Mathematics, Engineering and Natural Sciences

Glomar Challenger© University of Florida

Straits of Gibraltar© Nasa
What would Switzerland be with out its mountains? It's certainly hard to imagine this part of the Swiss landscape missing. Even stranger is the idea of the whole country underwater - would Heidi have spent her days swimming around instead of frolicking in the Alpine meadows?
Hard as it is to picture, the land that is now Switzerland really did used to be covered by ocean, so what happened? How did a mountainous landscape rise from the ocean?
Unearthing clues under the sea
Swiss scientists have long known that material for the Alps came from the ocean floor - how else to explain the seabed rocks they found high in the mountains of Switzerland? Thanks to the SNSF's support of the Glomar Challenger, they had ample opportunity to confirm their theories as to how this had happened.
The Glomar Challenger was the vessel for an international deep-ocean drilling project, in which geologists from Zurich, Bern, Basel and Geneva took part. On the Glomar, they were able to drill up to 750 meters (nearly 2,500 feet) below the ocean floor.
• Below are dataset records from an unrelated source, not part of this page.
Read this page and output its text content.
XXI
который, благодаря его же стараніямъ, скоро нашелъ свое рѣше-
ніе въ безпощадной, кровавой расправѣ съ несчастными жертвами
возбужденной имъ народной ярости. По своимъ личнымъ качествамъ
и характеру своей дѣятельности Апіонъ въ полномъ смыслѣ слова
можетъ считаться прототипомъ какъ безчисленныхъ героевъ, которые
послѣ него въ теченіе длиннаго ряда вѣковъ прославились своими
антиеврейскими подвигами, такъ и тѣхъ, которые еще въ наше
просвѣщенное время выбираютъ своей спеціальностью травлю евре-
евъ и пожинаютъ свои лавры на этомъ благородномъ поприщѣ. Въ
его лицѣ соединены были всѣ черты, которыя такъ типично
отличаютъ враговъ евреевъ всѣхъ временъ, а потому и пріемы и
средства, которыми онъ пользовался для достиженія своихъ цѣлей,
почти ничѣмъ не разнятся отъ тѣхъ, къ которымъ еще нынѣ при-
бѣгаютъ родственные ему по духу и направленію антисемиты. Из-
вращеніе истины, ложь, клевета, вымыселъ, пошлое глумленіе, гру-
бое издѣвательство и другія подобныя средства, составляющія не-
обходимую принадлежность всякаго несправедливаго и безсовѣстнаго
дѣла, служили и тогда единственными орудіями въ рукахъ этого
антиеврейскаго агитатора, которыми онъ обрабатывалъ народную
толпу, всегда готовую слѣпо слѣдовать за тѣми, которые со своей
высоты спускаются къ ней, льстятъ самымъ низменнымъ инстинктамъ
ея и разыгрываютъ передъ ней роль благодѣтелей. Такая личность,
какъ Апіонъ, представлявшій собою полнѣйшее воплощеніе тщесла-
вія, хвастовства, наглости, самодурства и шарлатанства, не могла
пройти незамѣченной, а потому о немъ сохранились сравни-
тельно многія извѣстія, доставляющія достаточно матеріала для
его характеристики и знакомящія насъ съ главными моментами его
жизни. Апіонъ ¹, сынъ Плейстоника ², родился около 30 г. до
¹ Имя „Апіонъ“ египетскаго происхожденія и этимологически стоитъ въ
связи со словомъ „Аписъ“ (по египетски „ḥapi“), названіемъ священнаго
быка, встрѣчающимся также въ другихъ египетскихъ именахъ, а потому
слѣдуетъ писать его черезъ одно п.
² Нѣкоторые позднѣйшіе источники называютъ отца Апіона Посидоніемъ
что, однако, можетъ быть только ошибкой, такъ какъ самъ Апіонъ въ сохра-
After analyzing the samples they had gathered this way and determining their age, these Swiss researchers were finally able to understand the details of this process.
Piecing together the continental puzzle
The clues came together to tell the following story: The African continent was originally attached to the American one, but it later broke off, drifting slowly towards what is now Europe. This was all due to shifting of the large plates of rock that make up the earth's crust.
Eventually, a collision occurred - the African rock plate pushed against that of Europe. The pressure caused both to rise up where the two of them met.
The lovely Mediterranean Sea ... was once a desert?
The origin of the Alps was actually one of many geological mysteries investigated by the ocean project, which ran from 1968 to 1983.
One thing scientists had wondered about was the history of the Mediterranean Sea. Studies on dry land had already shown that it had at some point already receded and then expanded again, but only after using the Glomar to drill into the seabed were they able to see the big picture.
The thick layers of salt they came across were an unexpected find - a sign of evaporation on a massive scale. The sea had clearly dried out entirely at some point.
Actually, this turned out to be another result of Africa's drift towards Europe. As Africa moved northward, it had closed the Strait of Gibraltar. As a result, water that evaporated from the Mediterranean was no longer replenished by water from the Atlantic. This steady process of drying out left the former sea nothing more than a vast desert valley.
It was not until 100,000 years later that Atlantic waters once again began to make their way through the Strait of Gibraltar, gradually transforming the barren basin to the impressive sea we know today.